Republished from chipfilson.com
Every business from Coca-Cola to Ford Motors faces the same marketplace reality. How does successfully serving one generation of customers transition to the next? Will consumers have the same tastes? Have the same transportation needs? Respond to similar messages?
At the George Washington University’s New Venture Competition, the guest speaker portrayed a different challenge in attracting today’s students.
Tim Hwang graduated from Princeton in 2013 and is currently the CEO of Fiscal Notes, a technology application for select areas of legal case research.
He described his age as the entrepreneurial generation. Students across the country are demonstrating widespread interest in building startups to change the status quo.
Today, major universities see this student interest. From Ivy League schools to smaller liberal arts schools, university administrations are sponsoring new ventures and rewarding winning startups with cash prizes and offers of future help.
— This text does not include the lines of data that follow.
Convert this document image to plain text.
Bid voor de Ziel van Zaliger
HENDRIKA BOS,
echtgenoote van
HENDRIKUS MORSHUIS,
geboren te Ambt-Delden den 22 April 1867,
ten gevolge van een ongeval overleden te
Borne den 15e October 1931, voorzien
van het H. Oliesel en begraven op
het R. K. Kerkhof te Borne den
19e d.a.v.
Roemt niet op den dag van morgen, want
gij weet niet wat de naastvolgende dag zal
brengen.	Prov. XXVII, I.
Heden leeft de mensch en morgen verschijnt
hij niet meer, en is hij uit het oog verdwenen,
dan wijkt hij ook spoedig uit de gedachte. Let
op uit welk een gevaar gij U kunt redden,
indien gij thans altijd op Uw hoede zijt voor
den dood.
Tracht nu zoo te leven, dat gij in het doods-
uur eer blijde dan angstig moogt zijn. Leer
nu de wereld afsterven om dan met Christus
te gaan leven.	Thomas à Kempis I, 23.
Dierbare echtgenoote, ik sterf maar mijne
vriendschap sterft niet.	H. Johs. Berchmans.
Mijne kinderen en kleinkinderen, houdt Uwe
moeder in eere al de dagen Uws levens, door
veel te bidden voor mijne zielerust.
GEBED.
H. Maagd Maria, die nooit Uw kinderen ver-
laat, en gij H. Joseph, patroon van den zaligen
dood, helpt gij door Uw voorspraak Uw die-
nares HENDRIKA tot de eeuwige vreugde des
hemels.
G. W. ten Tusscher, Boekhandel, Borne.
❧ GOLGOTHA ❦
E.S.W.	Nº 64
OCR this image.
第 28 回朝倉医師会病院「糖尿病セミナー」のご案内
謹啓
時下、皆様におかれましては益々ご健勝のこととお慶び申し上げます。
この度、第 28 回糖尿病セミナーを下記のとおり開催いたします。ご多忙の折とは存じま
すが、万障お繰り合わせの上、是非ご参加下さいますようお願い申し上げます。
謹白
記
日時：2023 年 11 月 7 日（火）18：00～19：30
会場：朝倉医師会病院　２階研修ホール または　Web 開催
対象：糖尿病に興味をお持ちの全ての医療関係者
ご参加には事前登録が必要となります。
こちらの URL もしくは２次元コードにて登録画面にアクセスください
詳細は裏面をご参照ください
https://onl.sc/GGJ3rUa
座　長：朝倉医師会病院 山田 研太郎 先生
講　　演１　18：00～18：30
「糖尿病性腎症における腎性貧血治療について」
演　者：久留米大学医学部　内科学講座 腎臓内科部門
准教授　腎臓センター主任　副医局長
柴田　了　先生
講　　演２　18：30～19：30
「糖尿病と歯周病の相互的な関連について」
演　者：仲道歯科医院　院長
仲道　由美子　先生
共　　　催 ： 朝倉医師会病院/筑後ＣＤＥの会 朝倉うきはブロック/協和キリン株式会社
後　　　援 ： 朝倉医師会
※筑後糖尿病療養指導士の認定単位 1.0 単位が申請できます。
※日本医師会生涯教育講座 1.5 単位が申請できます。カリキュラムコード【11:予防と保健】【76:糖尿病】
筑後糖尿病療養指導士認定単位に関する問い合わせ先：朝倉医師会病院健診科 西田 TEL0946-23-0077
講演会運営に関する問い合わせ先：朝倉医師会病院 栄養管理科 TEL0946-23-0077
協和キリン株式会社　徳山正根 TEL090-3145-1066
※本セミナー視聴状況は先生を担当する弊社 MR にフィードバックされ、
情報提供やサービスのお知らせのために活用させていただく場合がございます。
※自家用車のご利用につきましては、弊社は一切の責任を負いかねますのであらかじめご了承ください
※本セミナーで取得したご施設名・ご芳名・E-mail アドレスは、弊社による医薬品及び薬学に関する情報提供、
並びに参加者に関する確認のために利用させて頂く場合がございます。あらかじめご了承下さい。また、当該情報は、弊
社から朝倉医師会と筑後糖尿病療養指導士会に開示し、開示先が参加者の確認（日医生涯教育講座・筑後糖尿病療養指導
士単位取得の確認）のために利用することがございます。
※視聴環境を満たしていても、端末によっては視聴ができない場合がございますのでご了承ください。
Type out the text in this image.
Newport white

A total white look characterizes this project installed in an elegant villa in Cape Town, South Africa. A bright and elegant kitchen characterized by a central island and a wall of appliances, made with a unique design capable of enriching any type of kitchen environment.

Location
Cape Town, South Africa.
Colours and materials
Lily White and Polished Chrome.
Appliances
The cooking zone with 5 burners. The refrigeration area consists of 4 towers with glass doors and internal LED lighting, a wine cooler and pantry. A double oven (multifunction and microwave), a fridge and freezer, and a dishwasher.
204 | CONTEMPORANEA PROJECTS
A sample of winners from GW’s 2019 contest are illuminating, even inspiring. From the winners list, students are creating technology, engineering, social, and network business startups serving almost every area of society.
I was aware of this growing university commitment because one year earlier a group of freshmen who wanted to start a credit union for GW students, became one of the nine finalists out of hundreds of startup proposals in the new competition final.
These students have significant faculty and formal university endorsement. They have researched and met with numerous credit union vendors willing to help, often at little or no initial expense.
The most difficult part is the regulatory approval. They plan to spend the next three years of their college careers to this startup, and then leave it as a legacy for future students.
In addition to specific capital requirements, NCUA’s drawn out, detailed approval schedule would discourage even the most gung-ho organizers.
In the last decade there have been fewer than ten new charters. If this is the pace of new entries, will the cooperative model miss recruiting this generation of members?
As a member, does your credit union actively serve startups? How does it encourage entrepreneurs of all ages seeking to create new solutions for their communities?
These questions are important. For the mindset to seek out and encourage member innovators may be an important indicator of management’s ability to renew the credit union’s organizational design.